News -
Kot kumlama işçileri İsveç basının gündeminde
Kot kumlama işçileri İsveç basının gündeminde
Geçtiğimiz ayda kot kumlama işçilerinin yaşam koşullarını bir rapor haline getirerek İsveç kamuoyununa duyuran Fair Trade Center isimli sivil toplum örgütü İsveç İşçi Sendikaları Konfederasyonu (LO) ve Memur Sendikaları Konfederasyonu (TCO) ile birlikte konunun ele alındığı ve tartışıldığı bir dizi seminer, konferans ve panel düzenledi. Kot Kumlama İşçileri Dayanışma Komitesi’nden Dr. Yeşim Yasin de katıldığı etkinliklere ilgi büyüktü.
İlk toplantı Stockholm İşçi Eğitim Merkezi’nde yapıldı. Raporu hazırlayan Christopher Riddselius Türkiye’deki kot kumlama işinde çalışan işçilerle ilgili gelişmeleri aktardı. Tekellerin kar uğruda insanların yaşamlarını hiçe saydığını belirten Riddselius kot kumlama işinin dünyanın her tarafında yasaklanana kadar mücadelelerini sürdüreceklerini vurguladı.

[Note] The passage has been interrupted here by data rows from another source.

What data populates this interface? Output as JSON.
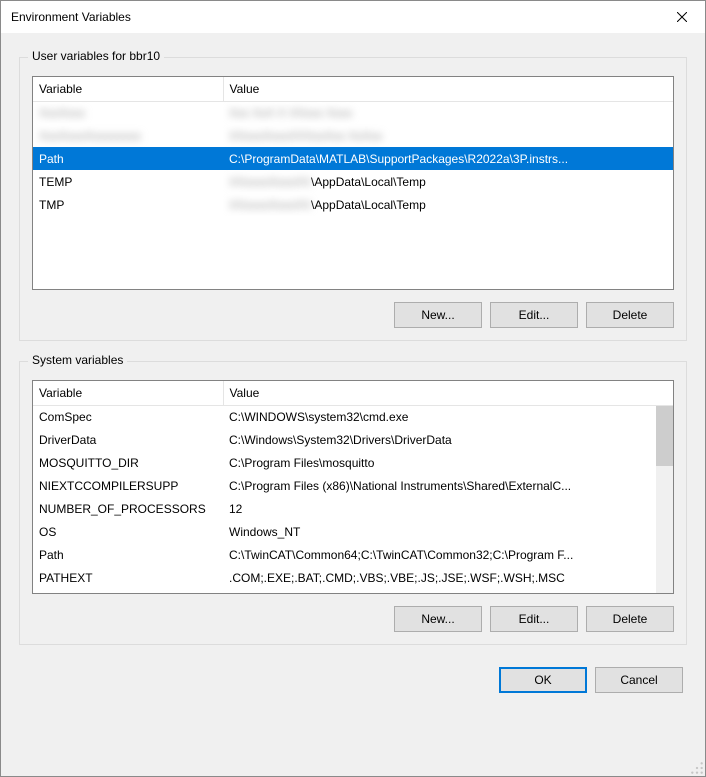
{
  "window": {
    "title": "Environment Variables"
  },
  "user_section": {
    "title": "User variables for bbr10",
    "headers": {
      "var": "Variable",
      "val": "Value"
    },
    "rows": [
      {
        "var_blur": "XxxXxxx",
        "val_blur": "Xxx XxX X XXxxx  Xxxx",
        "var": "",
        "val": ""
      },
      {
        "var_blur": "XxxXxxxXxxxxxxxx",
        "val_blur": "XXxxxXxxxXXXxxXxx  XxXxx",
        "var": "",
        "val": ""
      },
      {
        "var": "Path",
        "val": "C:\\ProgramData\\MATLAB\\SupportPackages\\R2022a\\3P.instrs...",
        "selected": true
      },
      {
        "var": "TEMP",
        "val_blur": "XXxxxxXxxxXX",
        "val_suffix": "\\AppData\\Local\\Temp"
      },
      {
        "var": "TMP",
        "val_blur": "XXxxxxXxxxXX",
        "val_suffix": "\\AppData\\Local\\Temp"
      }
    ],
    "buttons": {
      "new": "New...",
      "edit": "Edit...",
      "delete": "Delete"
    }
  },
  "system_section": {
    "title": "System variables",
    "headers": {
      "var": "Variable",
      "val": "Value"
    },
    "rows": [
      {
        "var": "ComSpec",
        "val": "C:\\WINDOWS\\system32\\cmd.exe"
      },
      {
        "var": "DriverData",
        "val": "C:\\Windows\\System32\\Drivers\\DriverData"
      },
      {
        "var": "MOSQUITTO_DIR",
        "val": "C:\\Program Files\\mosquitto"
      },
      {
        "var": "NIEXTCCOMPILERSUPP",
        "val": "C:\\Program Files (x86)\\National Instruments\\Shared\\ExternalC..."
      },
      {
        "var": "NUMBER_OF_PROCESSORS",
        "val": "12"
      },
      {
        "var": "OS",
        "val": "Windows_NT"
      },
      {
        "var": "Path",
        "val": "C:\\TwinCAT\\Common64;C:\\TwinCAT\\Common32;C:\\Program F..."
      },
      {
        "var": "PATHEXT",
        "val": ".COM;.EXE;.BAT;.CMD;.VBS;.VBE;.JS;.JSE;.WSF;.WSH;.MSC"
      }
    ],
    "buttons": {
      "new": "New...",
      "edit": "Edit...",
      "delete": "Delete"
    }
  },
  "footer": {
    "ok": "OK",
    "cancel": "Cancel"
  }
}
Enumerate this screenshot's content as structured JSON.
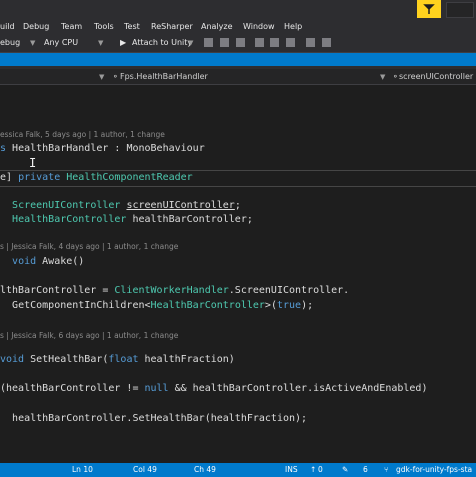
{
  "menu": {
    "items": [
      "uild",
      "Debug",
      "Team",
      "Tools",
      "Test",
      "ReSharper",
      "Analyze",
      "Window",
      "Help"
    ]
  },
  "toolbar": {
    "config": "ebug",
    "platform": "Any CPU",
    "attach": "Attach to Unity"
  },
  "navbar": {
    "class_path": "Fps.HealthBarHandler",
    "member": "screenUIController"
  },
  "code": {
    "lens1": "essica Falk, 5 days ago | 1 author, 1 change",
    "line1_kw": "s",
    "line1_rest": " HealthBarHandler : MonoBehaviour",
    "line2_a": "e]",
    "line2_kw": "private",
    "line2_ty": "HealthComponentReader",
    "line3_ty": "ScreenUIController",
    "line3_field": "screenUIController",
    "line3_end": ";",
    "line4_ty": "HealthBarController",
    "line4_rest": " healthBarController;",
    "lens2": "s | Jessica Falk, 4 days ago | 1 author, 1 change",
    "line5_kw": "void",
    "line5_rest": " Awake()",
    "line6_a": "lthBarController = ",
    "line6_ty": "ClientWorkerHandler",
    "line6_b": ".ScreenUIController.",
    "line7_a": "GetComponentInChildren<",
    "line7_ty": "HealthBarController",
    "line7_b": ">(",
    "line7_kw": "true",
    "line7_c": ");",
    "lens3": "s | Jessica Falk, 6 days ago | 1 author, 1 change",
    "line8_kw": "void",
    "line8_a": " SetHealthBar(",
    "line8_kw2": "float",
    "line8_b": " healthFraction)",
    "line9_a": "(healthBarController != ",
    "line9_kw": "null",
    "line9_b": " && healthBarController.isActiveAndEnabled)",
    "line10": "healthBarController.SetHealthBar(healthFraction);"
  },
  "status": {
    "ln": "Ln 10",
    "col": "Col 49",
    "ch": "Ch 49",
    "ins": "INS",
    "up_count": "0",
    "changes": "6",
    "branch": "gdk-for-unity-fps-sta"
  },
  "colors": {
    "accent": "#007acc",
    "keyword": "#569cd6",
    "type": "#4ec9b0",
    "pin": "#ffd21e"
  }
}
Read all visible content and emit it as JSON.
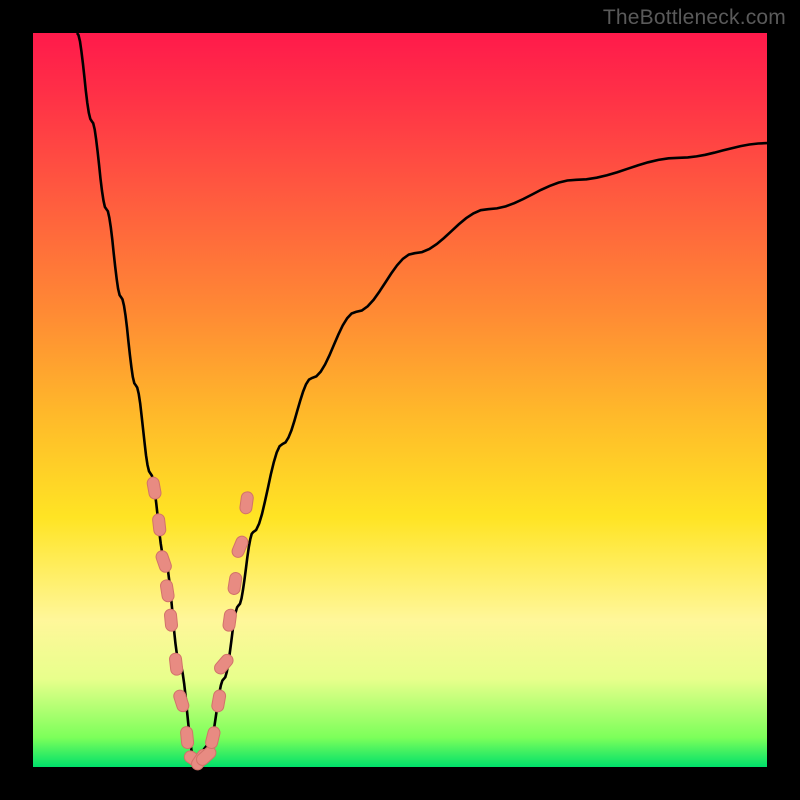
{
  "watermark": "TheBottleneck.com",
  "colors": {
    "frame": "#000000",
    "gradient_top": "#ff1a4b",
    "gradient_bottom": "#00e06a",
    "curve": "#000000",
    "marker_fill": "#e88b82",
    "marker_stroke": "#d2726a"
  },
  "chart_data": {
    "type": "line",
    "title": "",
    "xlabel": "",
    "ylabel": "",
    "xlim": [
      0,
      100
    ],
    "ylim": [
      0,
      100
    ],
    "grid": false,
    "legend": false,
    "note": "Bottleneck-style V-curve. y-axis is inverted visually (0 % at bottom  ≈ no bottleneck / green, 100 % at top ≈ severe bottleneck / red). x ≈ relative component performance. Minimum of the curve sits near x≈22.",
    "series": [
      {
        "name": "bottleneck-curve",
        "x": [
          6,
          8,
          10,
          12,
          14,
          16,
          18,
          20,
          22,
          24,
          26,
          28,
          30,
          34,
          38,
          44,
          52,
          62,
          74,
          88,
          100
        ],
        "y": [
          100,
          88,
          76,
          64,
          52,
          40,
          28,
          14,
          1,
          3,
          12,
          22,
          32,
          44,
          53,
          62,
          70,
          76,
          80,
          83,
          85
        ]
      }
    ],
    "markers": {
      "name": "sample-points",
      "note": "Salmon capsule-shaped markers clustered on both arms of the V near the bottom.",
      "points": [
        {
          "x": 16.5,
          "y": 38
        },
        {
          "x": 17.2,
          "y": 33
        },
        {
          "x": 17.8,
          "y": 28
        },
        {
          "x": 18.3,
          "y": 24
        },
        {
          "x": 18.8,
          "y": 20
        },
        {
          "x": 19.5,
          "y": 14
        },
        {
          "x": 20.2,
          "y": 9
        },
        {
          "x": 21.0,
          "y": 4
        },
        {
          "x": 22.0,
          "y": 1
        },
        {
          "x": 22.8,
          "y": 1
        },
        {
          "x": 23.6,
          "y": 1.5
        },
        {
          "x": 24.5,
          "y": 4
        },
        {
          "x": 25.3,
          "y": 9
        },
        {
          "x": 26.0,
          "y": 14
        },
        {
          "x": 26.8,
          "y": 20
        },
        {
          "x": 27.5,
          "y": 25
        },
        {
          "x": 28.2,
          "y": 30
        },
        {
          "x": 29.1,
          "y": 36
        }
      ]
    }
  }
}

Moda branşının ve dergilerinin sorumluluklarının ele alındığı bir panel düzenlendi. Mode dergilerinin genel yayın yönetmenleri okuyucularının işçilerin çalışma koşulları ile ilgilenmediklerini öne sürerek işçilerin çalışma ve yaşam koşullarına dergilerinde yer veremeyeceklerini belirtmelerine Fair Trade Center ve sendika yöneticileri tepki gösterdiler. Moda dergilerinin işçilerin çalışma koşullarını gündeme getirmelerinin ahlaki bir zorunluluk olduğunu söylediler. Toplantıda bir konuşma yapan Yeşim Yasin Türkiye’deki kot kumlama işçilerinin çalışma ve yaşama koşulları hakkında bilgi verdi ve verilen uzun mücadeleler sonucu hükümetin kot kumlanmasını yasaklamak zorunda kaldığını söyledi. İsveç Televizyonunun 1. Kanalı 2 saat süren panelin tamamını filme aldı. Panel önümüzleri günlerde televizyon ekranlarına getirilecek. İsveç basını Türkiye’deki kot kumlama işçilerinin durumlarına geniş yer ayırdı. Neredeyse tüm gazetelerde konu hakkında haberler çıktı. İsveç televizyonu haberlerde konuya geniş yer verdi. Hastalanan işçilerle yapılan söyleşileri yayınladı.
Basın büyük ilgi gösterdi
Evrensel’e açıklama yapan Yeşim Yasin İsveç basınının yoğun ilgisinin kendisini şaşırttığını, Türkiye’de Evrensel ve bir iki diğer gazete dışında basının kot işçilerinin uğradıkları felaketi gündeme getirmediklerini söyledi. Olayın kamuoyuna yansıması ve tepkilerin artması karşısında hükümetin ancak 35 kişi öldükten sonra kot kumlanmasını yasakladığını söyleyen Yasin kot kumlamada çalışırken hastalanan işçilere aylık bağlanması ve tazminat ödenmesini istediklerini belirterek sözlerini şöyle sürdürdü: “1990’ların ortasından 2005-2006 yıllarına kadar 8 bin ila 10 bin civarında işçi kot kumlama işinde çalışmış. Yapılan bir bilimsel çalışmanın sonuçları işçilerin % 53’de ILO normlarına göre hafif, orta ve ağır derecede silikosiz hastalığına yakalandıklarını gösteriyor. Bu oran gerçekte daha fazla olabilir. Şu anda kayıtlı 1200 hastaya ulaştık ama bu rakamın en az 3 veya 4 kat daha fazla olduğunu tahmin ediyoruz.”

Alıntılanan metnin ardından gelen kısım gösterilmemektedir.